Quando indagado sobre como era ser o Pelé, ele respondeu que, quando pequeno, odiava com todas as forças este apelido. Tinha orgulho de ser Edson, já que sua mãe o batizou assim pois houve a coincidência do seu nascimento e da chegada da luz elétrica a Três Corações. Ele sempre achou elegante chamar-se Edson em homenagem ao Thomas, aquele que inventou a lâmpada elétrica. Pelé era o principal motivo de suas visitas à diretoria da escola, por sempre encrencar com os meninos que o chamavam assim. Como todo apelido, o nome Pelé ganhou força justamente pelo fato do Edson não gostar dele. Hoje, no entanto, a situação mudou completamente e Pelé é o motivo de orgulho de Edson.
Questionado sobre a diferença entre os jogadores da década de 70 e os atuais, comparou as partidas de futebol a shows e os jogadores a artistas. Segundo ele, na década de 70 os artistas eram melhores que os atuais, porém não havia a TV para transmitir suas performances. "Antigamente, o cara precisava fazer 1.000 gols para ser conhecido" foi a frase usada pra exemplificar a diferença gritante ao que acontece nos dias de hoje, em que qualquer um marca um gol num jogo de várzea e a internet já o disponibiliza para o mundo todo. Ainda enfatizou que antes era muito mais marcante as funções de cada jogador. Os atacantes eram responsáveis pelos gols e os zagueiros pela defesa. "Hoje, a tática é 10-1. Quando o time está com a bola, todo mundo ataca. Quando perde a bola, todo mundo defende".
A inevitável pergunta sobre a troca do amor à camisa pelo dinheiro foi feita. A resposta de Pelé veio numa simulação da apresentação dos jogadores aos seus novos clubes.
O clima gostoso de bate-papo continuou e logo alguém tocou no ponto sensível da semana: a final do Campeonato Paulista. Perguntado sobre a sensação sentida no terceiro gol do Corinthians na Vila Belmiro, segundo de Ronaldo na partida, ele respondeu que, ao ver a bola tocar a rede, teve a certeza de que a taça ficaria mesmo na capital paulista. Disse que Ronaldo é um jogador que faz diferença, pois ele pegou apenas quatro bolas durante a partida, converteu duas em gol e quase fez o terceiro. Citou a habilidade que Ronaldo possui de conduzir a bola e levantar a cabeça para ver o posicionamento não só de seus companheiros, mas de seus adversários. Lembrou que o atacante do Timão observou o posicionamento de Fabio Costa durante a partida, inclusive citando que o goleiro parecia um zagueiro de tão adiantado que estava. Pelé ainda citou uma brincadeira que faz com os jogadores de meio campo novato "Você não tem de olhar pra bola. Depois de dominada, ela não vai fugir de você porque ela não tem pernas. Se o goleiro tiver um enfarte e cair em campo, corre-se o risco de ninguém chutar a gol porque está todo mundo sempre olhando a bola". Ele ressaltou que este é o diferencial de Ronaldo.

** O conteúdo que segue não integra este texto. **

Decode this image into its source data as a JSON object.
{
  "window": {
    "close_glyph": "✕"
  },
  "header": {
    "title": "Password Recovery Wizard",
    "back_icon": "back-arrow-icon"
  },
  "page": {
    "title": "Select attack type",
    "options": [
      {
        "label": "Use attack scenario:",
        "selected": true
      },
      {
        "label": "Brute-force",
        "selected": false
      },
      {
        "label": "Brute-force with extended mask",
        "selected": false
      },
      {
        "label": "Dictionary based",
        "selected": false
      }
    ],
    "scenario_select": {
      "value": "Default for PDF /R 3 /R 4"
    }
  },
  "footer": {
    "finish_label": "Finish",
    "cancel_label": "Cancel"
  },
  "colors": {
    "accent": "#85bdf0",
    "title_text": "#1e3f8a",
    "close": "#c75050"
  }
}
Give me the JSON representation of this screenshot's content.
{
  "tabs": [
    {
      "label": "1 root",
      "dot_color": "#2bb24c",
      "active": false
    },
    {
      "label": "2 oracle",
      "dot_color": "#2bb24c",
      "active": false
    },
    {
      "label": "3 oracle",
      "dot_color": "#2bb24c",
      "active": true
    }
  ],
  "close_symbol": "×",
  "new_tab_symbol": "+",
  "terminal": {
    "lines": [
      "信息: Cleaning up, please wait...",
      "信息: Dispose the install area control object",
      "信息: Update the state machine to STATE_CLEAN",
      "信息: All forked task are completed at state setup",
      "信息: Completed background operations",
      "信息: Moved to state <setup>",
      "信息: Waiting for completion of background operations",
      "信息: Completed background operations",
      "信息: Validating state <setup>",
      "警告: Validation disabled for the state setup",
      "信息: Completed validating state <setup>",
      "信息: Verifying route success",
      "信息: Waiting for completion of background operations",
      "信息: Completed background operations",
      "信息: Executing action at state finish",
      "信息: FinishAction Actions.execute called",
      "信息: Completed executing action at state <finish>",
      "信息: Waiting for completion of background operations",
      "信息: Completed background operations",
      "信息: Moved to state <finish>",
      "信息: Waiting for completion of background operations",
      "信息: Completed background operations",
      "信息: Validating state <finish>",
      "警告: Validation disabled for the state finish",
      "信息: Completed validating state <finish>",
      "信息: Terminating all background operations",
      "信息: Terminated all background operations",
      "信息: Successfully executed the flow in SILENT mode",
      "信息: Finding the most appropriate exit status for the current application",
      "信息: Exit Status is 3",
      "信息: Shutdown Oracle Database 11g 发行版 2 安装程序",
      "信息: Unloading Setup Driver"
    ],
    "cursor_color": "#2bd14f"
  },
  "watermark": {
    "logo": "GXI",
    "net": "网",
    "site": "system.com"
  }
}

Questionado sobre a permanência de Dunga na seleção, Pelé respondeu que no início apoiou a escolha e apoia a permanência do atual técnico, porque ele conseguiu coisas que o público não enxerga, por exemplo o rompimento das panelinhas de jogadores e o fim dos pitacos de empresários que queria seus jogadores expostos na vitrine verde-amarela. Ainda ressaltou que, apesar das dificuldades como falta de tempo pra treinamento e entrosamento dos jogadores, Dunga tem conseguido muitas coisas. Disse, ainda, que o maior problema da seleção é a baixa qualidade do conjunto proporcional à qualidade individual das estrelas do time. Perguntado sobre uma sugestão de nome para a seleção brasileira, Pelé não exitou e apontou Hernanes do São Paulo como alguém que merece ser convocado.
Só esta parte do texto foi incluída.